ただ役職を外れ平社員として復帰した時に、何をしていいのかわからない状態に陥った。一人きりでは、主体的なることもできず、個性の発揮もままならないことを思い知らされた。

 その頃に、なぜかサラリーマンから他の世界に転身して活躍している人々に興味を引かれた。しかも彼らは、収入は減少しているのに「いい顔」をしていることが印象的だった。

 自分の今後の生き方のヒントを得るために、転身した人々にインタビューを繰り返した。それを通じて楠木さんは、定年(例えば60歳)の前に組織で働くことに意味を失うサラリーマンが少なくないことに気がついた。会社での評価も得て、経済的にも安定しているにもかかわらず、満たされないものを感じる状態のことだ。

 楠木さんは、それを「こころの定年」と名づけてみた。具体的な言葉では、「誰の役に立っているのか」「成長している実感が得られない」「このまま時間が流れていっていいのだろうか?」の3つに整理できるという。
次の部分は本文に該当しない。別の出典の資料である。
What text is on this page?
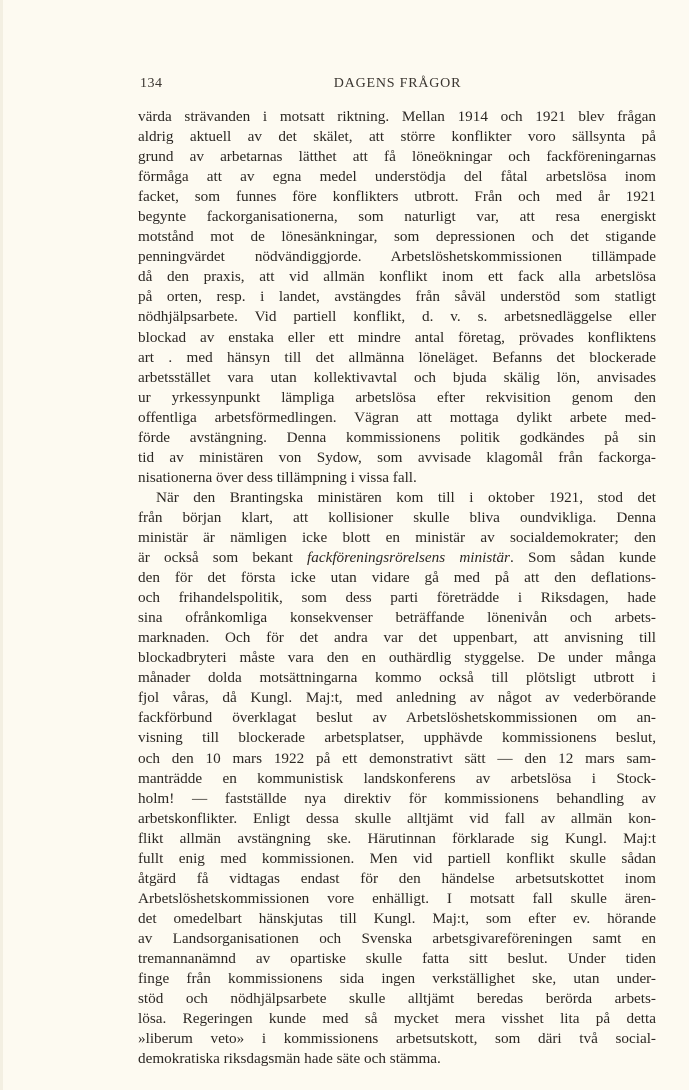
134	DAGENS FRÅGOR
värda strävanden i motsatt riktning. Mellan 1914 och 1921 blev frågan
aldrig aktuell av det skälet, att större konflikter voro sällsynta på
grund av arbetarnas lätthet att få löneökningar och fackföreningarnas
förmåga att av egna medel understödja del fåtal arbetslösa inom
facket, som funnes före konflikters utbrott. Från och med år 1921
begynte fackorganisationerna, som naturligt var, att resa energiskt
motstånd mot de lönesänkningar, som depressionen och det stigande
penningvärdet nödvändiggjorde. Arbetslöshetskommissionen tillämpade
då den praxis, att vid allmän konflikt inom ett fack alla arbetslösa
på orten, resp. i landet, avstängdes från såväl understöd som statligt
nödhjälpsarbete. Vid partiell konflikt, d. v. s. arbetsnedläggelse eller
blockad av enstaka eller ett mindre antal företag, prövades konfliktens
art . med hänsyn till det allmänna löneläget. Befanns det blockerade
arbetsstället vara utan kollektivavtal och bjuda skälig lön, anvisades
ur yrkessynpunkt lämpliga arbetslösa efter rekvisition genom den
offentliga arbetsförmedlingen. Vägran att mottaga dylikt arbete med-
förde avstängning. Denna kommissionens politik godkändes på sin
tid av ministären von Sydow, som avvisade klagomål från fackorga-
nisationerna över dess tillämpning i vissa fall.
När den Brantingska ministären kom till i oktober 1921, stod det
från början klart, att kollisioner skulle bliva oundvikliga. Denna
ministär är nämligen icke blott en ministär av socialdemokrater; den
är också som bekant fackföreningsrörelsens ministär. Som sådan kunde
den för det första icke utan vidare gå med på att den deflations-
och frihandelspolitik, som dess parti företrädde i Riksdagen, hade
sina ofrånkomliga konsekvenser beträffande lönenivån och arbets-
marknaden. Och för det andra var det uppenbart, att anvisning till
blockadbryteri måste vara den en outhärdlig styggelse. De under många
månader dolda motsättningarna kommo också till plötsligt utbrott i
fjol våras, då Kungl. Maj:t, med anledning av något av vederbörande
fackförbund överklagat beslut av Arbetslöshetskommissionen om an-
visning till blockerade arbetsplatser, upphävde kommissionens beslut,
och den 10 mars 1922 på ett demonstrativt sätt — den 12 mars sam-
manträdde en kommunistisk landskonferens av arbetslösa i Stock-
holm! — fastställde nya direktiv för kommissionens behandling av
arbetskonflikter. Enligt dessa skulle alltjämt vid fall av allmän kon-
flikt allmän avstängning ske. Härutinnan förklarade sig Kungl. Maj:t
fullt enig med kommissionen. Men vid partiell konflikt skulle sådan
åtgärd få vidtagas endast för den händelse arbetsutskottet inom
Arbetslöshetskommissionen vore enhälligt. I motsatt fall skulle ären-
det omedelbart hänskjutas till Kungl. Maj:t, som efter ev. hörande
av Landsorganisationen och Svenska arbetsgivareföreningen samt en
tremannanämnd av opartiske skulle fatta sitt beslut. Under tiden
finge från kommissionens sida ingen verkställighet ske, utan under-
stöd och nödhjälpsarbete skulle alltjämt beredas berörda arbets-
lösa. Regeringen kunde med så mycket mera visshet lita på detta
»liberum veto» i kommissionens arbetsutskott, som däri två social-
demokratiska riksdagsmän hade säte och stämma.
 転身者の話と自分の生き方を何度も何度も重ね合わせながら、「自分の個性に合ったいろいろな働き方があっていいのだ」と心から納得できた時に一気に元気になったという。取材した相手は、延べ150人を超えるという。

<転身例>
・鉄鋼会社社員から/蕎麦屋開業
・NHK記者から/落語家
・信用金庫支店長から/「ユーモアコンサルタント」
・中堅ゼネコン社員から/社会保険労務士で独立開業
・製薬会社営業から/釣具店開業
・小学校の先生から/市会議員
・市役所職員から/大道芸

会社に所属しながら執筆活動を本格化

 そうした成果を活かし、朝日新聞beのキャリア欄で連載コラムを持ち、さらに2009年には『会社が嫌いになったら読む本』を上梓。以下、冒頭に挙げた著作を次々に刊行し、11年の『人事部は見ている。』が12万部というベストセラーになった。
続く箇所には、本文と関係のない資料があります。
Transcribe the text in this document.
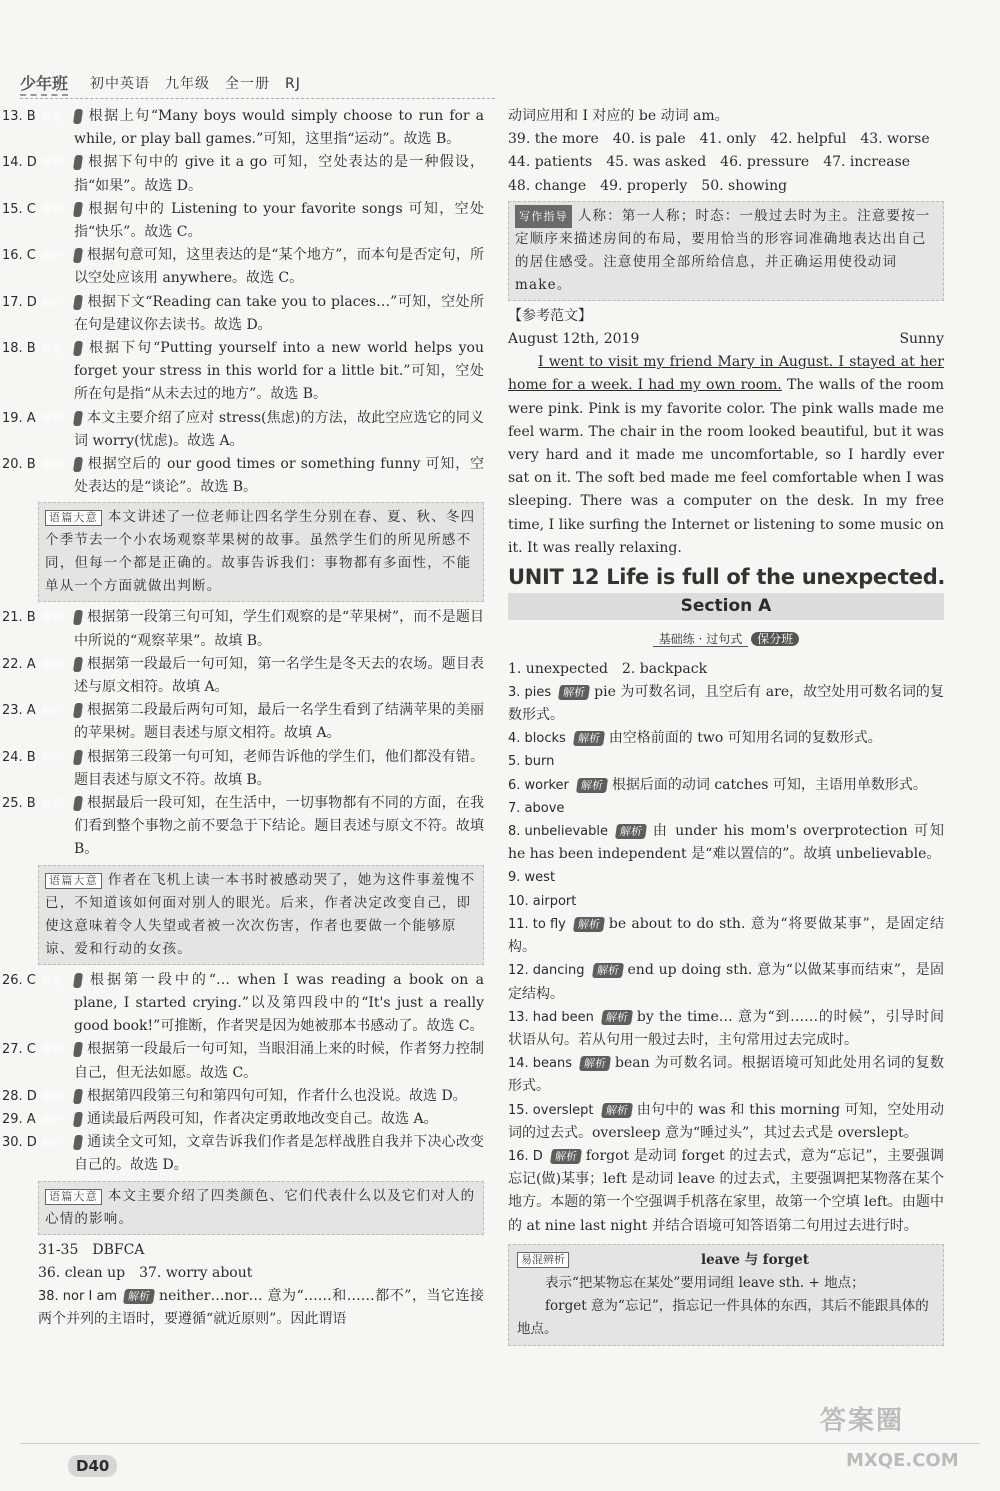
少年班 初中英语　九年级　全一册　RJ

13. B 解析 根据上句“Many boys would simply choose to run for a while, or play ball games.”可知，这里指“运动”。故选 B。

14. D 解析 根据下句中的 give it a go 可知，空处表达的是一种假设，指“如果”。故选 D。

15. C 解析 根据句中的 Listening to your favorite songs 可知，空处指“快乐”。故选 C。

16. C 解析 根据句意可知，这里表达的是“某个地方”，而本句是否定句，所以空处应该用 anywhere。故选 C。

17. D 解析 根据下文“Reading can take you to places…”可知，空处所在句是建议你去读书。故选 D。

18. B 解析 根据下句“Putting yourself into a new world helps you forget your stress in this world for a little bit.”可知，空处所在句是指“从未去过的地方”。故选 B。

19. A 解析 本文主要介绍了应对 stress(焦虑)的方法，故此空应选它的同义词 worry(忧虑)。故选 A。

20. B 解析 根据空后的 our good times or something funny 可知，空处表达的是“谈论”。故选 B。

语篇大意 本文讲述了一位老师让四名学生分别在春、夏、秋、冬四个季节去一个小农场观察苹果树的故事。虽然学生们的所见所感不同，但每一个都是正确的。故事告诉我们：事物都有多面性，不能单从一个方面就做出判断。

21. B 解析 根据第一段第三句可知，学生们观察的是“苹果树”，而不是题目中所说的“观察苹果”。故填 B。

22. A 解析 根据第一段最后一句可知，第一名学生是冬天去的农场。题目表述与原文相符。故填 A。

23. A 解析 根据第二段最后两句可知，最后一名学生看到了结满苹果的美丽的苹果树。题目表述与原文相符。故填 A。

24. B 解析 根据第三段第一句可知，老师告诉他的学生们，他们都没有错。题目表述与原文不符。故填 B。

25. B 解析 根据最后一段可知，在生活中，一切事物都有不同的方面，在我们看到整个事物之前不要急于下结论。题目表述与原文不符。故填 B。

语篇大意 作者在飞机上读一本书时被感动哭了，她为这件事羞愧不已，不知道该如何面对别人的眼光。后来，作者决定改变自己，即使这意味着令人失望或者被一次次伤害，作者也要做一个能够原谅、爱和行动的女孩。

26. C 解析 根据第一段中的“… when I was reading a book on a plane, I started crying.”以及第四段中的“It's just a really good book!”可推断，作者哭是因为她被那本书感动了。故选 C。

27. C 解析 根据第一段最后一句可知，当眼泪涌上来的时候，作者努力控制自己，但无法如愿。故选 C。

28. D 解析 根据第四段第三句和第四句可知，作者什么也没说。故选 D。

29. A 解析 通读最后两段可知，作者决定勇敢地改变自己。故选 A。

30. D 解析 通读全文可知，文章告诉我们作者是怎样战胜自我并下决心改变自己的。故选 D。

语篇大意 本文主要介绍了四类颜色、它们代表什么以及它们对人的心情的影响。

31-35　DBFCA

36. clean up　37. worry about

38. nor I am 解析 neither…nor… 意为“……和……都不”，当它连接两个并列的主语时，要遵循“就近原则”。因此谓语

动词应用和 I 对应的 be 动词 am。

39. the more　40. is pale　41. only　42. helpful　43. worse

44. patients　45. was asked　46. pressure　47. increase

48. change　49. properly　50. showing

写作指导 人称：第一人称；时态：一般过去时为主。注意要按一定顺序来描述房间的布局，要用恰当的形容词准确地表达出自己的居住感受。注意使用全部所给信息，并正确运用使役动词 make。

【参考范文】

August 12th, 2019	Sunny

I went to visit my friend Mary in August. I stayed at her home for a week. I had my own room. The walls of the room were pink. Pink is my favorite color. The pink walls made me feel warm. The chair in the room looked beautiful, but it was very hard and it made me uncomfortable, so I hardly ever sat on it. The soft bed made me feel comfortable when I was sleeping. There was a computer on the desk. In my free time, I like surfing the Internet or listening to some music on it. It was really relaxing.

UNIT 12 Life is full of the unexpected.
Section A
基础练 · 过句式 保分班

1. unexpected　2. backpack

3. pies 解析 pie 为可数名词，且空后有 are，故空处用可数名词的复数形式。

4. blocks 解析 由空格前面的 two 可知用名词的复数形式。

5. burn

6. worker 解析 根据后面的动词 catches 可知，主语用单数形式。

7. above

8. unbelievable 解析 由 under his mom's overprotection 可知 he has been independent 是“难以置信的”。故填 unbelievable。

9. west

10. airport

11. to fly 解析 be about to do sth. 意为“将要做某事”，是固定结构。

12. dancing 解析 end up doing sth. 意为“以做某事而结束”，是固定结构。

13. had been 解析 by the time… 意为“到……的时候”，引导时间状语从句。若从句用一般过去时，主句常用过去完成时。

14. beans 解析 bean 为可数名词。根据语境可知此处用名词的复数形式。

15. overslept 解析 由句中的 was 和 this morning 可知，空处用动词的过去式。oversleep 意为“睡过头”，其过去式是 overslept。

16. D 解析 forgot 是动词 forget 的过去式，意为“忘记”，主要强调忘记(做)某事；left 是动词 leave 的过去式，主要强调把某物落在某个地方。本题的第一个空强调手机落在家里，故第一个空填 left。由题中的 at nine last night 并结合语境可知答语第二句用过去进行时。

易混辨析	leave 与 forget

表示“把某物忘在某处”要用词组 leave sth. + 地点；

forget 意为“忘记”，指忘记一件具体的东西，其后不能跟具体的地点。

D40
答案圈
MXQE.COM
「会社員で働くことも、起業・独立することも、つまるところ働き方の問題に過ぎません。大切なことは自分の持ち味に合った仕事をすることです。そのためには会社と家庭、さらに第三の場所を持てれば理想的かもしれません」

シャンパンを飲みながら楠木さんを囲んで、会社との関わり方について話に花が咲いた

 楠木さん自身は「書くこと」を第3の場所とすることができた。それは誰にでもできることではないかもしれないが、趣味でも、ボランティアや地域の活動などでも、さまざまな場所があり得るのではないだろうか。
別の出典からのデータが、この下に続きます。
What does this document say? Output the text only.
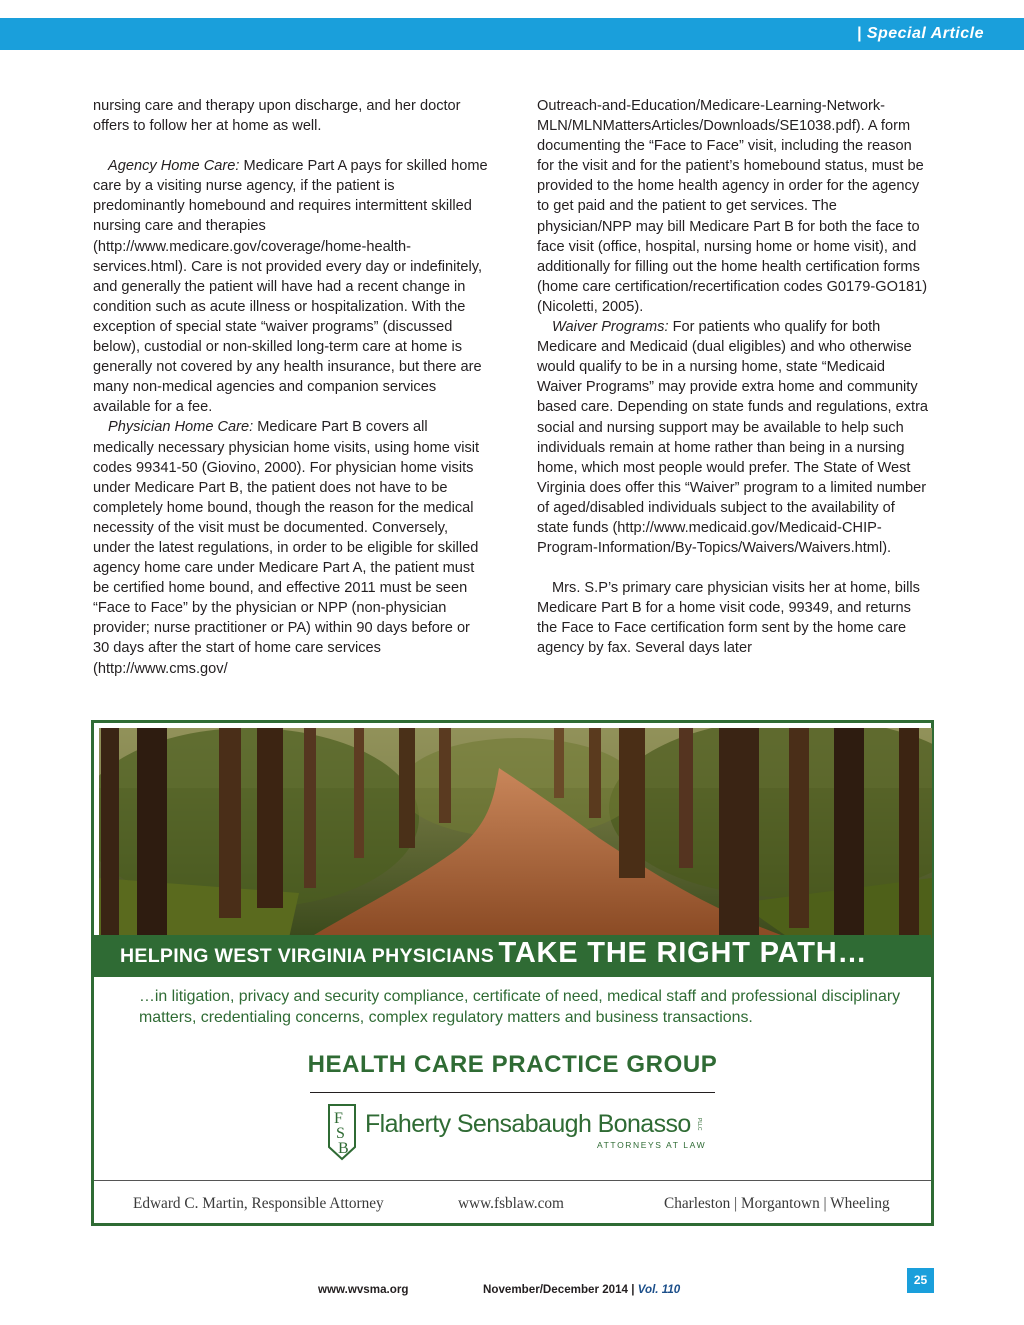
| Special Article

nursing care and therapy upon discharge, and her doctor offers to follow her at home as well.

Agency Home Care: Medicare Part A pays for skilled home care by a visiting nurse agency, if the patient is predominantly homebound and requires intermittent skilled nursing care and therapies (http://www.medicare.gov/coverage/home-health-services.html). Care is not provided every day or indefinitely, and generally the patient will have had a recent change in condition such as acute illness or hospitalization. With the exception of special state “waiver programs” (discussed below), custodial or non-skilled long-term care at home is generally not covered by any health insurance, but there are many non-medical agencies and companion services available for a fee.

Physician Home Care: Medicare Part B covers all medically necessary physician home visits, using home visit codes 99341-50 (Giovino, 2000). For physician home visits under Medicare Part B, the patient does not have to be completely home bound, though the reason for the medical necessity of the visit must be documented. Conversely, under the latest regulations, in order to be eligible for skilled agency home care under Medicare Part A, the patient must be certified home bound, and effective 2011 must be seen “Face to Face” by the physician or NPP (non-physician provider; nurse practitioner or PA) within 90 days before or 30 days after the start of home care services (http://www.cms.gov/

Outreach-and-Education/Medicare-Learning-Network-MLN/MLNMattersArticles/Downloads/SE1038.pdf). A form documenting the “Face to Face” visit, including the reason for the visit and for the patient’s homebound status, must be provided to the home health agency in order for the agency to get paid and the patient to get services. The physician/NPP may bill Medicare Part B for both the face to face visit (office, hospital, nursing home or home visit), and additionally for filling out the home health certification forms (home care certification/recertification codes G0179-GO181) (Nicoletti, 2005).

Waiver Programs: For patients who qualify for both Medicare and Medicaid (dual eligibles) and who otherwise would qualify to be in a nursing home, state “Medicaid Waiver Programs” may provide extra home and community based care. Depending on state funds and regulations, extra social and nursing support may be available to help such individuals remain at home rather than being in a nursing home, which most people would prefer. The State of West Virginia does offer this “Waiver” program to a limited number of aged/disabled individuals subject to the availability of state funds (http://www.medicaid.gov/Medicaid-CHIP-Program-Information/By-Topics/Waivers/Waivers.html).

Mrs. S.P’s primary care physician visits her at home, bills Medicare Part B for a home visit code, 99349, and returns the Face to Face certification form sent by the home care agency by fax. Several days later

HELPING WEST VIRGINIA PHYSICIANS TAKE THE RIGHT PATH…
…in litigation, privacy and security compliance, certificate of need, medical staff and professional disciplinary matters, credentialing concerns, complex regulatory matters and business transactions.
HEALTH CARE PRACTICE GROUP
F
S
B
Flaherty Sensabaugh Bonasso PLLC
ATTORNEYS AT LAW
Edward C. Martin, Responsible Attorney	www.fsblaw.com	Charleston | Morgantown | Wheeling
www.wvsma.org	November/December 2014 | Vol. 110
25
 楠木さんは今なお会社に属し、執筆を続ける。また彼は、小さい頃に演芸場で観た落語家、漫才師といった芸人さんに対して今でも憧れを持っているという。「ゆくゆくは好きな芸人さんの伝記や評論を書いてみたいと思っているんです」

講演終了後、タグ・ホイヤー心斎橋店に場所を移し、シャンパンを飲みながら出席者と交流した。多くの人が楠木さんを囲んで、会社との関わり方について話の花を咲かせていた。